No sólo he imaginado eso juegos, también he meditado sobre la casa. Todas las
partes de la casa están muchas veces, cualquier lugar es otro lugar. No hay un
aljibe, un patio, un abrevadero, un pesebre; son catorce [son infinitos] los
pesebres, abrevaderos, patios, aljibes, la casa es del tamaño del mundo; mejor
dicho, es el mundo. Sin embargo, a fuerza de fatigar patios con un aljibe y
polvorientas galerías de piedra gris, he alcanzado la calle y he visto el
templo de las Hachas y el mar. Eso no lo entendí hasta que una visión de la
noche me reveló que también son catorce [son infinitos] los mares y los
templos. Todo está muchas veces, catorce veces, pero dos cosas hay en el mundo
que parecen estar una sola vez: arriba, el intrincado sol; abajo, Asterión.

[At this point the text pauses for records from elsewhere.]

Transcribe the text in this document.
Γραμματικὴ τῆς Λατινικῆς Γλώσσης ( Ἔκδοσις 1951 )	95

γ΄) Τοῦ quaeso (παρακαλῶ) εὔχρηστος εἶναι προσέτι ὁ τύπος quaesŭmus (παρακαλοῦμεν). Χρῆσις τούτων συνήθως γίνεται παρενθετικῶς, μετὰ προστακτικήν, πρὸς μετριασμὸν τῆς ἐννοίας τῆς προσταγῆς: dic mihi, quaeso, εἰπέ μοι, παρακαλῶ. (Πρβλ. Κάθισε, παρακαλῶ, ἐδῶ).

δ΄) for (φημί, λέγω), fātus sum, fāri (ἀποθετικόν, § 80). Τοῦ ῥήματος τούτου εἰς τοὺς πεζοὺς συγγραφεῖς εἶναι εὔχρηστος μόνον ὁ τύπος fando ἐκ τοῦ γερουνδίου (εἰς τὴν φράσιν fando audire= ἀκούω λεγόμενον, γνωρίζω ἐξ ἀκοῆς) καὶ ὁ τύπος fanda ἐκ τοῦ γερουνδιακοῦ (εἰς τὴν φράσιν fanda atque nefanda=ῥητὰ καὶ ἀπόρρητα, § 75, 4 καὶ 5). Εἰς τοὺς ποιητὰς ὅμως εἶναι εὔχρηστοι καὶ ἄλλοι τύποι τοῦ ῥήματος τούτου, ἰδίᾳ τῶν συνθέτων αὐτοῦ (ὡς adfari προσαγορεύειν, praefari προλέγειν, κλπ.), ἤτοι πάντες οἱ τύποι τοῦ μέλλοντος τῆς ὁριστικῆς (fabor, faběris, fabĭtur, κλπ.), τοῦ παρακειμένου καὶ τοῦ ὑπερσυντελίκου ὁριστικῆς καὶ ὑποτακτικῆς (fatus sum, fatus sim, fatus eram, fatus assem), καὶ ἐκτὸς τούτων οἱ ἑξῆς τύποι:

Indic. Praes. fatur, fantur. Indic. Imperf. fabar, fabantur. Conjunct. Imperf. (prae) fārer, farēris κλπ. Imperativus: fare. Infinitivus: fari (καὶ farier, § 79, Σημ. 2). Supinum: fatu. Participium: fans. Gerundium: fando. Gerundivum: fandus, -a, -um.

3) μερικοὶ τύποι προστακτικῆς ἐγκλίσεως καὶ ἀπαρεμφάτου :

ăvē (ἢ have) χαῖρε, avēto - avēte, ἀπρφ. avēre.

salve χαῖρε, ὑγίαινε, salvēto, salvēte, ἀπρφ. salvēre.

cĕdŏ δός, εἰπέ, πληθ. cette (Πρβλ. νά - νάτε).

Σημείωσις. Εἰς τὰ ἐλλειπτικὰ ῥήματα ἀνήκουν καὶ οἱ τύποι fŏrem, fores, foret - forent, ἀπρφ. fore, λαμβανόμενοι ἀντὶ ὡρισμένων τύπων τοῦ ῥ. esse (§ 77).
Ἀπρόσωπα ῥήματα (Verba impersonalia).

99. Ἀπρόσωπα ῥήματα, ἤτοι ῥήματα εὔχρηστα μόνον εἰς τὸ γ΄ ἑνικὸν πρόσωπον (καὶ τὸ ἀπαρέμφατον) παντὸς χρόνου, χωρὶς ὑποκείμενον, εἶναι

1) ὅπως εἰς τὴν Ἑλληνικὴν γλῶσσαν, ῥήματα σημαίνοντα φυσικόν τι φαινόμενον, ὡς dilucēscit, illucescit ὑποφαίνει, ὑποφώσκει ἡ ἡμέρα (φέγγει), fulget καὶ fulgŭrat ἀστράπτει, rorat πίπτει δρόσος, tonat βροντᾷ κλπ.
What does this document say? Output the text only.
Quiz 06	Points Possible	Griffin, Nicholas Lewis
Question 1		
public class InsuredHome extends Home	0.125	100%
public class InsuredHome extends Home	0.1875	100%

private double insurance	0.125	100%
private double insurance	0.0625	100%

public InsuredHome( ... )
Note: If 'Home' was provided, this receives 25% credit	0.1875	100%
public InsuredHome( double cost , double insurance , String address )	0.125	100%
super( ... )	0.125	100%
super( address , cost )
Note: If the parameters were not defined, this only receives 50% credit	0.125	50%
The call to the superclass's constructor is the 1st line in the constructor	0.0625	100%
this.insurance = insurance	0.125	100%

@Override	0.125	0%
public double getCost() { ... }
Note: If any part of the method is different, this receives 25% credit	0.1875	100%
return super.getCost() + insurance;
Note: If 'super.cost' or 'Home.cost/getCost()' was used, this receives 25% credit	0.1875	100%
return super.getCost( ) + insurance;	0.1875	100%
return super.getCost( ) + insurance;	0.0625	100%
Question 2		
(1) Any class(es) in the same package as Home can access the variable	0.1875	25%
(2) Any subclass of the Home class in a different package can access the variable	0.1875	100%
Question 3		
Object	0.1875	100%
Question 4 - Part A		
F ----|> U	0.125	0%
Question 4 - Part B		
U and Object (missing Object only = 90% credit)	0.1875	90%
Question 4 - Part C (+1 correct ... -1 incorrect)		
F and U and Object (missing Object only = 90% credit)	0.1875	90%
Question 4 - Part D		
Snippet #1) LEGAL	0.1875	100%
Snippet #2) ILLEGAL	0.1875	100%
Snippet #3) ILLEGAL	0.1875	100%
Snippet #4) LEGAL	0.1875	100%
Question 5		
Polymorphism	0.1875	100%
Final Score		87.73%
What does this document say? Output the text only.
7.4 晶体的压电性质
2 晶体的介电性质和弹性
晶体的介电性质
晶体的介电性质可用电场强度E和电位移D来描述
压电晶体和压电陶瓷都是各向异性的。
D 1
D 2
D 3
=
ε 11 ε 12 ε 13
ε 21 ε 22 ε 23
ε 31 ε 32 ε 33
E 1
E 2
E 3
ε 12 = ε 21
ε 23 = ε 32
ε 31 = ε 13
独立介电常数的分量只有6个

Quizá yo he creado las estrellas y el sol y la enorme casa, pero ya no me
acuerdo.
Cada nueve años entran en la casa nueve hombres para que yo los libere de todo
mal. Oigo sus pasos o su voz en el fondo de las galerías de piedra y corro
alegremente a buscarlos. La ceremonia dura pocos minutos. Uno tras otro caen
sin que yo me ensangriente las manos. Donde cayeron, quedan, y los cadáveres
ayudan a distinguir una galería de las otras. Ignoro quiénes son, pero sé que
uno de ellos profetizó, en la hora de su muerte, que alguna vez llegaría mi
redentor, Desde entonces no me duele la soledad, porque sé que vive mi redentor
y al fin se levantará sobre el polvo. Si mi oído alcanzara los rumores del
mundo, yo percibiría sus pasos. Ojalá me lleve a un lugar con menos galerías y
menos puertas. ¿Cómo será mi redentor?, me pregunto. ¿Será un toro o un hombre?
¿Será tal vez un toro con cara de hombre? ¿O será como yo?
El sol de la mañana reverberó en la espada de bronce. Ya no quedaba ni un
vestigio de sangre.
-¿Lo creerás, Ariadna? -dijo Teseo-. El minotauro apenas se defendió.